Die fristlose Kündigung des Vermieters nach unpünktlichen Mietzahlungen durch das Jobcenter ist unzulässig
Die Pressestelle des Bundesgerichtshofs veröffentlicht folgendes Urteil des BGH vom 21. Oktober 2009 (AZ:VIII ZR 64/09): Der VIII. Zivilsenat des Bundesgerichtshofs hat entschieden, dass unpünktliche Zahlungen der Miete durch das Jobcenter bzw. Sozialamt, welches die Mietzahlungen eines bedürftigen Mieters übernommen hat, den Vermieter nicht zur Kündigung des Mietverhältnisses berechtigen. Der Vermieter darf das Mietverhältnis gemäß &§ 543 Abs. 1 BGB wegen der unpünktlichen Mietzahlungen des Jobcenters/Sozialamts nicht fristlos kündigen.

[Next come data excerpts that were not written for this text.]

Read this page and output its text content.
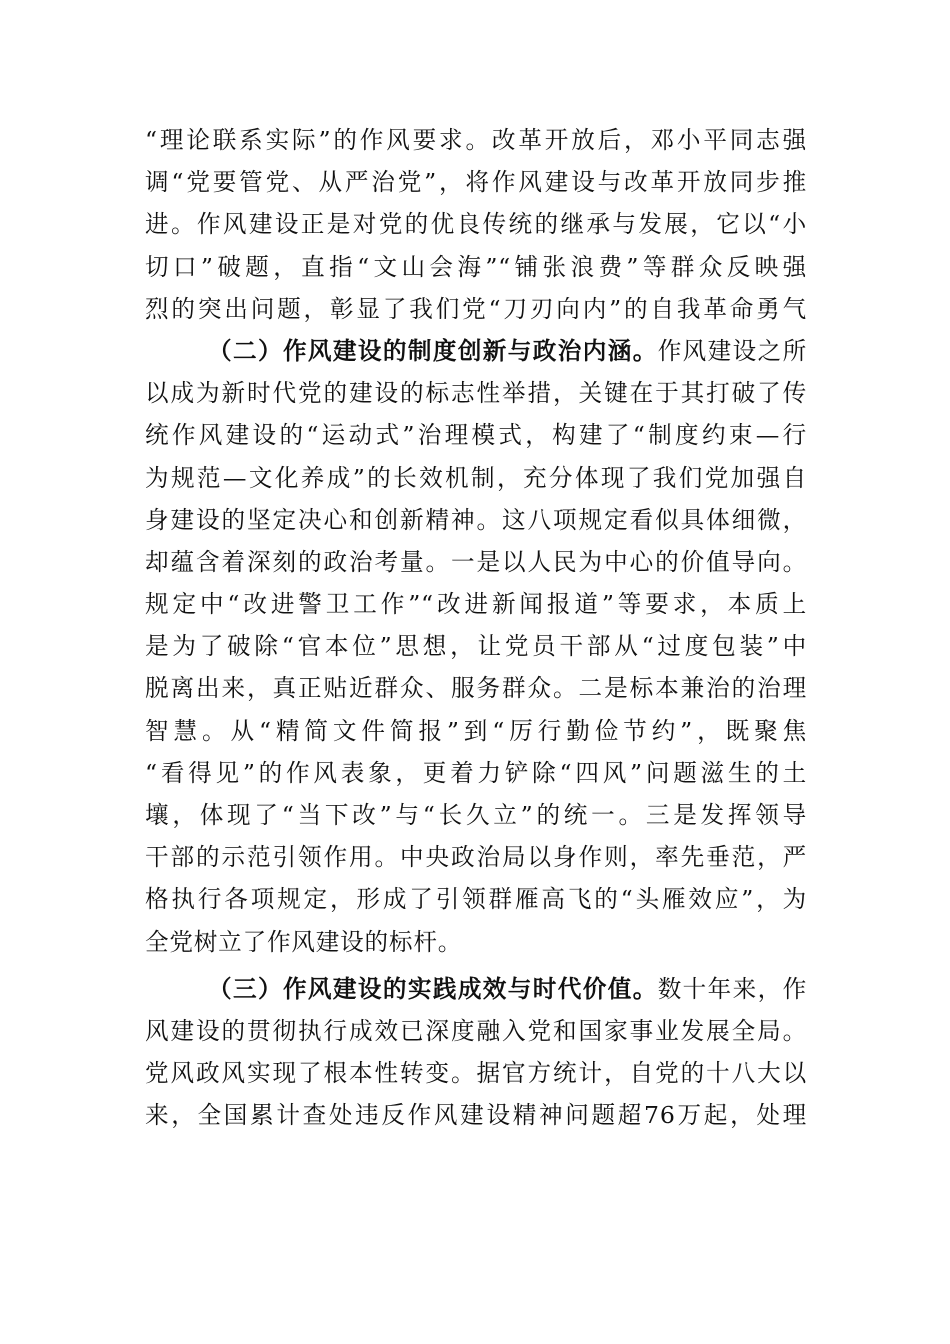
“理论联系实际”的作风要求。改革开放后，邓小平同志强
调“党要管党、从严治党”，将作风建设与改革开放同步推
进。作风建设正是对党的优良传统的继承与发展，它以“小
切口”破题，直指“文山会海”“铺张浪费”等群众反映强
烈的突出问题，彰显了我们党“刀刃向内”的自我革命勇气
（二）作风建设的制度创新与政治内涵。作风建设之所
以成为新时代党的建设的标志性举措，关键在于其打破了传
统作风建设的“运动式”治理模式，构建了“制度约束—行
为规范—文化养成”的长效机制，充分体现了我们党加强自
身建设的坚定决心和创新精神。这八项规定看似具体细微，
却蕴含着深刻的政治考量。一是以人民为中心的价值导向。
规定中“改进警卫工作”“改进新闻报道”等要求，本质上
是为了破除“官本位”思想，让党员干部从“过度包装”中
脱离出来，真正贴近群众、服务群众。二是标本兼治的治理
智慧。从“精简文件简报”到“厉行勤俭节约”，既聚焦
“看得见”的作风表象，更着力铲除“四风”问题滋生的土
壤，体现了“当下改”与“长久立”的统一。三是发挥领导
干部的示范引领作用。中央政治局以身作则，率先垂范，严
格执行各项规定，形成了引领群雁高飞的“头雁效应”，为
全党树立了作风建设的标杆。
（三）作风建设的实践成效与时代价值。数十年来，作
风建设的贯彻执行成效已深度融入党和国家事业发展全局。
党风政风实现了根本性转变。据官方统计，自党的十八大以
来，全国累计查处违反作风建设精神问题超76万起，处理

Zur Begründung führt der BGH an, für die Beurteilung, ob ein Grund zur fristlosen Kündigung nach dieser Vorschrift gegeben ist, bedarf es der Würdigung aller Umstände des Einzelfalls. Dabei ist nicht isoliert auf die unpünktlichen Zahlungen abzustellen, sondern bei der Interessenabwägung zu berücksichtigen, dass die Mieter auf staatliche Sozialleistungen angewiesen sind und dass die eingetretenen Zahlungsverzögerungen darauf beruhen, dass das Jobcenter nicht zu einer früheren Zahlungsanweisung bereit ist.
Die Mieter müssen sich im Rahmen der Abwägung nach &§ 543 Abs. 1 ein Verschulden des Jobcenters nicht zurechnen lassen. Das Jobcenter handelt bei der Übernahme der Mietzahlungen nicht als Erfüllungsgehilfe (&§ 278 BGB) des Mieters, sondern nimmt ihm obliegende hoheitliche Aufgaben der Daseinsvorsorge wahr. Der Mieter schaltet die Behörde nicht als Hilfsperson zur Erfüllung seiner Zahlungsverpflichtungen aus dem Mietverhältnis ein; vielmehr wendet er sich an die staatliche Stelle, um den eigenen Lebensunterhalt sicherzustellen. Dabei macht es keinen Unterschied, ob das Jobcenter anschließend die Kosten der Unterkunft an den Hilfebedürftigen selbst zahlt oder direkt an den Vermieter überweist.